With this in mind, let's look again at step 1. 'I am conscious of my own existence in time.' What I am conscious of, according to our problematic idealist, is a stream of experiences ordered in time. My thought about Mars occurred before the twinge in my back, that is a datum. There is no *measure* of the time that elapsed between the first inner perception and the second other than a purely relative one' (e.g. the aliens' internal video clock).

It now looks as though Kant's argument is not going to get off the ground. The problematic idealist is not going to be so careless as to claim that their subjective impression of the 'speed' at which time passes corresponds to anything outside the subjective stream of experiences!
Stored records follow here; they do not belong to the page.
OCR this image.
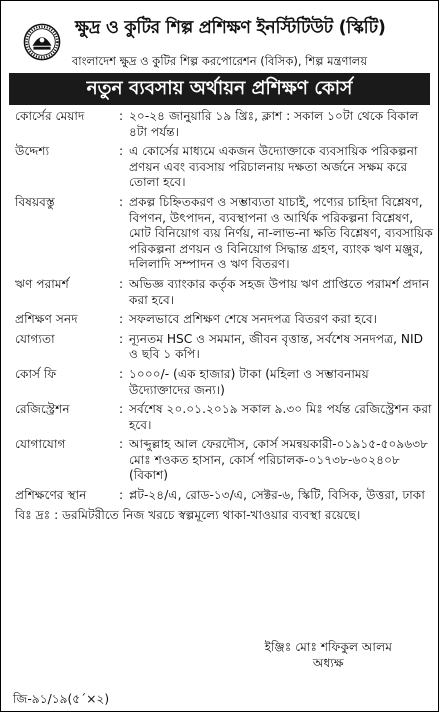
ক্ষুদ্র ও কুটির শিল্প প্রশিক্ষণ ইনস্টিটিউট (স্কিটি)
বাংলাদেশ ক্ষুদ্র ও কুটির শিল্প করপোরেশন (বিসিক), শিল্প মন্ত্রণালয়
নতুন ব্যবসায় অর্থায়ন প্রশিক্ষণ কোর্স
কোর্সের মেয়াদ	:	২০-২৪ জানুয়ারি ১৯ খ্রিঃ, ক্লাশ : সকাল ১০টা থেকে বিকাল ৪টা পর্যন্ত।
উদ্দেশ্য	:	এ কোর্সের মাধ্যমে একজন উদ্যোক্তাকে ব্যবসায়িক পরিকল্পনা প্রণয়ন এবং ব্যবসায় পরিচালনায় দক্ষতা অর্জনে সক্ষম করে তোলা হবে।
বিষয়বস্তু	:	প্রকল্প চিহ্নিতকরণ ও সম্ভাব্যতা যাচাই, পণ্যের চাহিদা বিশ্লেষণ, বিপণন, উৎপাদন, ব্যবস্থাপনা ও আর্থিক পরিকল্পনা বিশ্লেষণ, মোট বিনিয়োগ ব্যয় নির্ণয়, না-লাভ-না ক্ষতি বিশ্লেষণ, ব্যবসায়িক পরিকল্পনা প্রণয়ন ও বিনিয়োগ সিদ্ধান্ত গ্রহণ, ব্যাংক ঋণ মঞ্জুর, দলিলাদি সম্পাদন ও ঋণ বিতরণ।
ঋণ পরামর্শ	:	অভিজ্ঞ ব্যাংকার কর্তৃক সহজ উপায় ঋণ প্রাপ্তিতে পরামর্শ প্রদান করা হবে।
প্রশিক্ষণ সনদ	:	সফলভাবে প্রশিক্ষণ শেষে সনদপত্র বিতরণ করা হবে।
যোগ্যতা	:	ন্যূনতম HSC ও সমমান, জীবন বৃত্তান্ত, সর্বশেষ সনদপত্র, NID ও ছবি ১ কপি।
কোর্স ফি	:	১০০০/- (এক হাজার) টাকা (মহিলা ও সম্ভাবনাময় উদ্যোক্তাদের জন্য।)
রেজিস্ট্রেশন	:	সর্বশেষ ২০.০১.২০১৯ সকাল ৯.৩০ মিঃ পর্যন্ত রেজিস্ট্রেশন করা হবে।
যোগাযোগ	:	আব্দুল্লাহ আল ফেরদৌস, কোর্স সমন্বয়কারী-০১৯১৫-৫০৯৬৩৮ মোঃ শওকত হাসান, কোর্স পরিচালক-০১৭৩৮-৬০২৪০৮ (বিকাশ)
প্রশিক্ষণের স্থান	:	প্লট-২৪/এ, রোড-১৩/এ, সেক্টর-৬, স্কিটি, বিসিক, উত্তরা, ঢাকা
বিঃ দ্রঃ : ডরমিটরীতে নিজ খরচে স্বল্পমূল্যে থাকা-খাওয়ার ব্যবস্থা রয়েছে।
ইঞ্জিঃ মোঃ শফিকুল আলম
অধ্যক্ষ
জি-৯১/১৯(৫´×২)
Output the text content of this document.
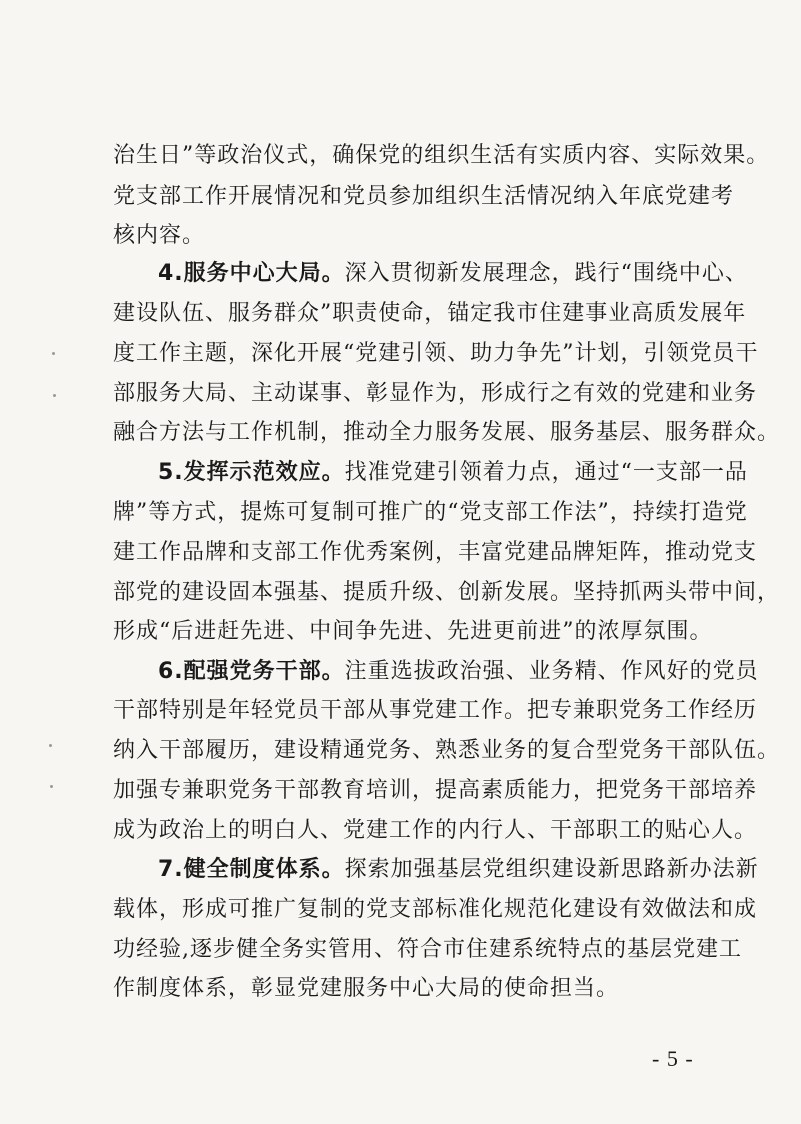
治生日”等政治仪式，确保党的组织生活有实质内容、实际效果。
党支部工作开展情况和党员参加组织生活情况纳入年底党建考
核内容。
4.服务中心大局。深入贯彻新发展理念，践行“围绕中心、
建设队伍、服务群众”职责使命，锚定我市住建事业高质发展年
度工作主题，深化开展“党建引领、助力争先”计划，引领党员干
部服务大局、主动谋事、彰显作为，形成行之有效的党建和业务
融合方法与工作机制，推动全力服务发展、服务基层、服务群众。
5.发挥示范效应。找准党建引领着力点，通过“一支部一品
牌”等方式，提炼可复制可推广的“党支部工作法”，持续打造党
建工作品牌和支部工作优秀案例，丰富党建品牌矩阵，推动党支
部党的建设固本强基、提质升级、创新发展。坚持抓两头带中间，
形成“后进赶先进、中间争先进、先进更前进”的浓厚氛围。
6.配强党务干部。注重选拔政治强、业务精、作风好的党员
干部特别是年轻党员干部从事党建工作。把专兼职党务工作经历
纳入干部履历，建设精通党务、熟悉业务的复合型党务干部队伍。
加强专兼职党务干部教育培训，提高素质能力，把党务干部培养
成为政治上的明白人、党建工作的内行人、干部职工的贴心人。
7.健全制度体系。探索加强基层党组织建设新思路新办法新
载体，形成可推广复制的党支部标准化规范化建设有效做法和成
功经验,逐步健全务实管用、符合市住建系统特点的基层党建工
作制度体系，彰显党建服务中心大局的使命担当。
- 5 -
You are right to mention Kant's 'Analogies'. The key point here is that the idea of an objective time order is bound up with a world of objects which are related to one another causally as well as spatially. Take away causation and there is no way of applying inductive methods to determine, on the basis of perceptual evidence, which objects have moved where. In relation to what Kant is claiming to prove in the Refutation of Idealism, however, this just looks like begging the question.

By contrast, in a purely subjective time order, it seems that the notion of causation is not needed. There is no causal link between my thought of Mars and the twinge in my back. One happened, then the other happened. That's all subjective experience is. Something that just happens. And that, says the problematic idealist, is all I know for sure.
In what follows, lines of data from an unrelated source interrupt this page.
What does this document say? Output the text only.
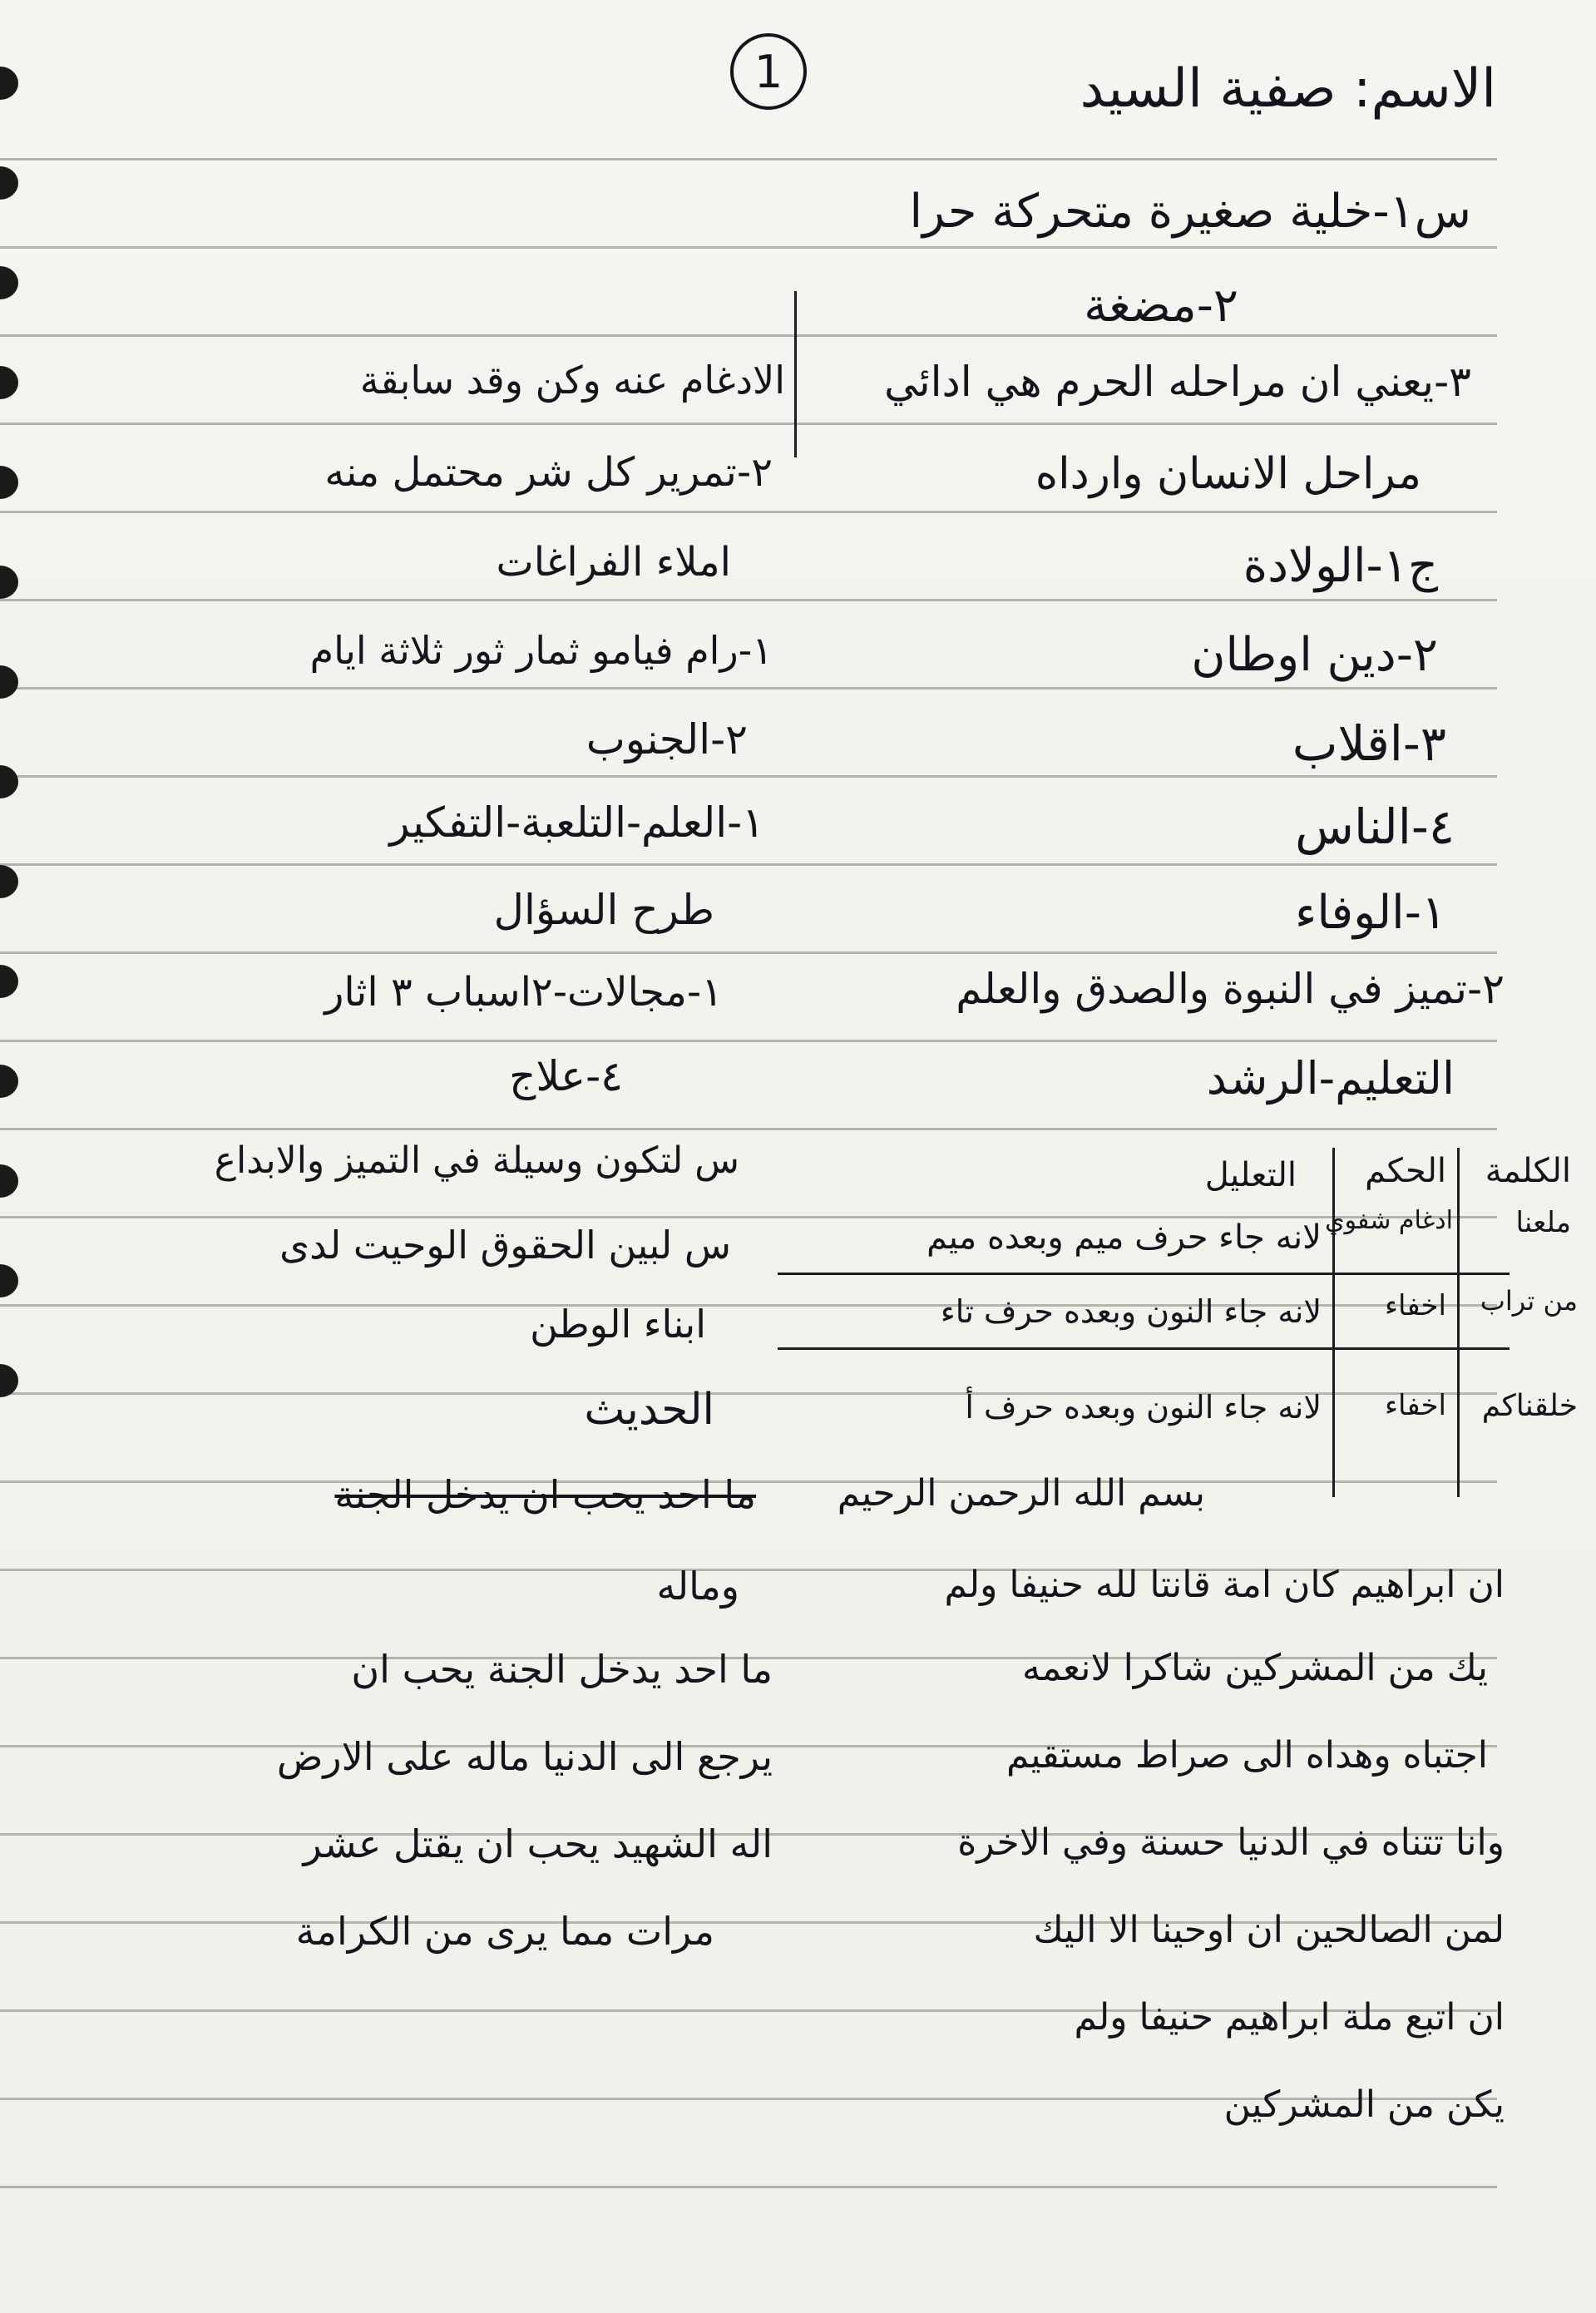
1	الاسم: صفية السيد
س١-خلية صغيرة متحركة حرا
٢-مضغة
٣-يعني ان مراحله الحرم هي ادائي
مراحل الانسان وارداه
ج١-الولادة
٢-دين اوطان
٣-اقلاب
٤-الناس
١-الوفاء
٢-تميز في النبوة والصدق والعلم
التعليم-الرشد
الادغام عنه وكن وقد سابقة
٢-تمرير كل شر محتمل منه
املاء الفراغات
١-رام فيامو ثمار ثور ثلاثة ايام
٢-الجنوب
١-العلم-التلعبة-التفكير
طرح السؤال
١-مجالات-٢اسباب ٣ اثار
٤-علاج
س لتكون وسيلة في التميز والابداع
س لبين الحقوق الوحيت لدى
ابناء الوطن
الحديث
ما احد يحب ان يدخل الجنة
وماله
ما احد يدخل الجنة يحب ان
يرجع الى الدنيا ماله على الارض
اله الشهيد يحب ان يقتل عشر
مرات مما يرى من الكرامة
الكلمة
الحكم
التعليل
ملعنا
ادغام شفوي
لانه جاء حرف ميم وبعده ميم
من تراب
اخفاء
لانه جاء النون وبعده حرف تاء
خلقناكم
اخفاء
لانه جاء النون وبعده حرف أ
بسم الله الرحمن الرحيم
ان ابراهيم كان امة قانتا لله حنيفا ولم
يك من المشركين شاكرا لانعمه
اجتباه وهداه الى صراط مستقيم
وانا تتناه في الدنيا حسنة وفي الاخرة
لمن الصالحين ان اوحينا الا اليك
ان اتبع ملة ابراهيم حنيفا ولم
يكن من المشركين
That is why, in the Metaphysics program, the argument I attribute to Kant goes beyond what he actually says. This is always a risky thing to do when interpreting a historical philosopher. We want to make their arguments look as persuasive as possible. It is a methodologically sound, I would say necessary principle, to assume that the great philosophers do not make stupid errors, although they do sometimes express themselves with less care than one would have liked. (By Kant's own admission, the two editions of the Critique of Pure Reason were produced hurriedly.)

Your essay is a timely reminder to me that some times one can go too far along this road, however. Thinking about it now, I am actually doubtful whether Kant would accept my version of the 'Refutation' as an acceptable gloss on what he said, or meant. But no matter. For the purposes in hand, it is important that the philosopher who I term the 'transcendental subjectivist' (or 'transcendental solipsist') has at their disposal an argument (the argument from the difference between 'true' and 'false' memories) which shows that if experience occurs at all, and if there are true judgements of the form, 'I remember that my experience of X occurred before my experience of Y', then experiences must be *interpreted as* perceptions of a world of objects distributed in space which I myself occupy. That is a significant result, because it shows that the theory of transcendental solipsism has a certain degree of resilience.

In other words, I give a stronger argument than the one Kant actually gives for a possibly weaker conclusion. - All of this is blown away, of course, by the private language argument. But that's another essay!